At the core of model is a simple fully-connected neural network. The method outputs continuous, valid molecular transformations, which is enabled by these additions:

  • Self-referencing embedded strings (SELFIES), a surjective representation for molecular graphs.
  • Random noise in molecular inputs. Every zero in the one-hot encoding is replaced with a random decimal in the range [0, k], where k is a specified upperbound.

At a high-level, there are two main steps:

  1. Train the neural network on one-hot encoded SELFIES inputs and continuous logP outputs.
  2. Inverse-train the neural network. Given a single logP and a single molecule, the network generates molecular variants that are optimized toward the logP value. The weights and biases remain fixed.

Usage

The provided script demo.py may be used to view some molecular transformations and logP optimization from a subset of the QM9 dataset. settings.yml contains hyperparameters and other settings you may tweak, such as the learning rate and target logP. Note that the model is saved each time and if a model has already been trained with those hyperparameters, demo.py will load the existing model. You may also test individual molecules by specifying them in settings.yml and running test_mols.py.

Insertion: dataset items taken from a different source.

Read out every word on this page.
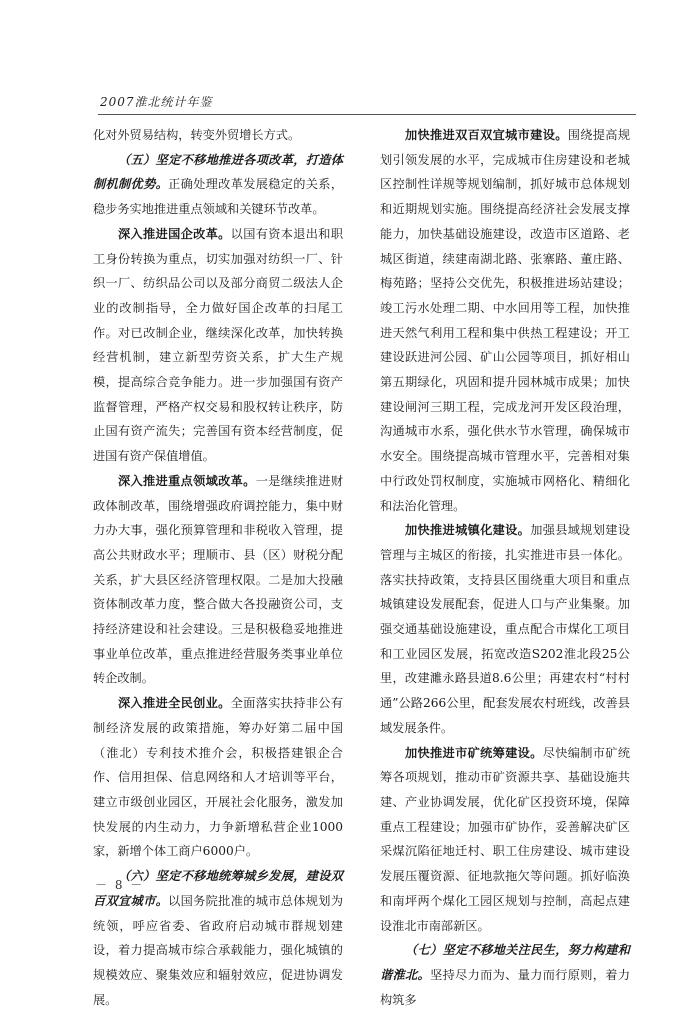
2007淮北统计年鉴

化对外贸易结构，转变外贸增长方式。

（五）坚定不移地推进各项改革，打造体制机制优势。正确处理改革发展稳定的关系，稳步务实地推进重点领域和关键环节改革。

深入推进国企改革。以国有资本退出和职工身份转换为重点，切实加强对纺织一厂、针织一厂、纺织品公司以及部分商贸二级法人企业的改制指导，全力做好国企改革的扫尾工作。对已改制企业，继续深化改革，加快转换经营机制，建立新型劳资关系，扩大生产规模，提高综合竞争能力。进一步加强国有资产监督管理，严格产权交易和股权转让秩序，防止国有资产流失；完善国有资本经营制度，促进国有资产保值增值。

深入推进重点领域改革。一是继续推进财政体制改革，围绕增强政府调控能力，集中财力办大事，强化预算管理和非税收入管理，提高公共财政水平；理顺市、县（区）财税分配关系，扩大县区经济管理权限。二是加大投融资体制改革力度，整合做大各投融资公司，支持经济建设和社会建设。三是积极稳妥地推进事业单位改革，重点推进经营服务类事业单位转企改制。

深入推进全民创业。全面落实扶持非公有制经济发展的政策措施，筹办好第二届中国（淮北）专利技术推介会，积极搭建银企合作、信用担保、信息网络和人才培训等平台，建立市级创业园区，开展社会化服务，激发加快发展的内生动力，力争新增私营企业1000家，新增个体工商户6000户。

（六）坚定不移地统筹城乡发展，建设双百双宜城市。以国务院批准的城市总体规划为统领，呼应省委、省政府启动城市群规划建设，着力提高城市综合承载能力，强化城镇的规模效应、聚集效应和辐射效应，促进协调发展。

加快推进双百双宜城市建设。围绕提高规划引领发展的水平，完成城市住房建设和老城区控制性详规等规划编制，抓好城市总体规划和近期规划实施。围绕提高经济社会发展支撑能力，加快基础设施建设，改造市区道路、老城区街道，续建南湖北路、张寨路、董庄路、梅苑路；坚持公交优先，积极推进场站建设；竣工污水处理二期、中水回用等工程，加快推进天然气利用工程和集中供热工程建设；开工建设跃进河公园、矿山公园等项目，抓好相山第五期绿化，巩固和提升园林城市成果；加快建设闸河三期工程，完成龙河开发区段治理，沟通城市水系，强化供水节水管理，确保城市水安全。围绕提高城市管理水平，完善相对集中行政处罚权制度，实施城市网格化、精细化和法治化管理。

加快推进城镇化建设。加强县域规划建设管理与主城区的衔接，扎实推进市县一体化。落实扶持政策，支持县区围绕重大项目和重点城镇建设发展配套，促进人口与产业集聚。加强交通基础设施建设，重点配合市煤化工项目和工业园区发展，拓宽改造S202淮北段25公里，改建濉永路县道8.6公里；再建农村“村村通”公路266公里，配套发展农村班线，改善县域发展条件。

加快推进市矿统筹建设。尽快编制市矿统筹各项规划，推动市矿资源共享、基础设施共建、产业协调发展，优化矿区投资环境，保障重点工程建设；加强市矿协作，妥善解决矿区采煤沉陷征地迁村、职工住房建设、城市建设发展压覆资源、征地款拖欠等问题。抓好临涣和南坪两个煤化工园区规划与控制，高起点建设淮北市南部新区。

（七）坚定不移地关注民生，努力构建和谐淮北。坚持尽力而为、量力而行原则，着力构筑多

－ 8 －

All questions and comments are welcome.

References

[1] Cynthia Shen, Mario Krenn, Sagi Eppel, and Alan Aspuru-Guzik. Deep Molecular Dreaming: Inverse machine learning for de-novo molecular design and interpretability with surjective representations, Machine Learning: Science and Technology 2, 03LT02 (2021).

[2] Mario Krenn, Florian Häse, AkshatKumar Nigam, Pascal Friederich, and Alan Aspuru-Guzik. Self-Referencing Embedded Strings (SELFIES): A 100% robust molecular string representation, Machine Learning: Science and Technology 1(5), 045024 (2020).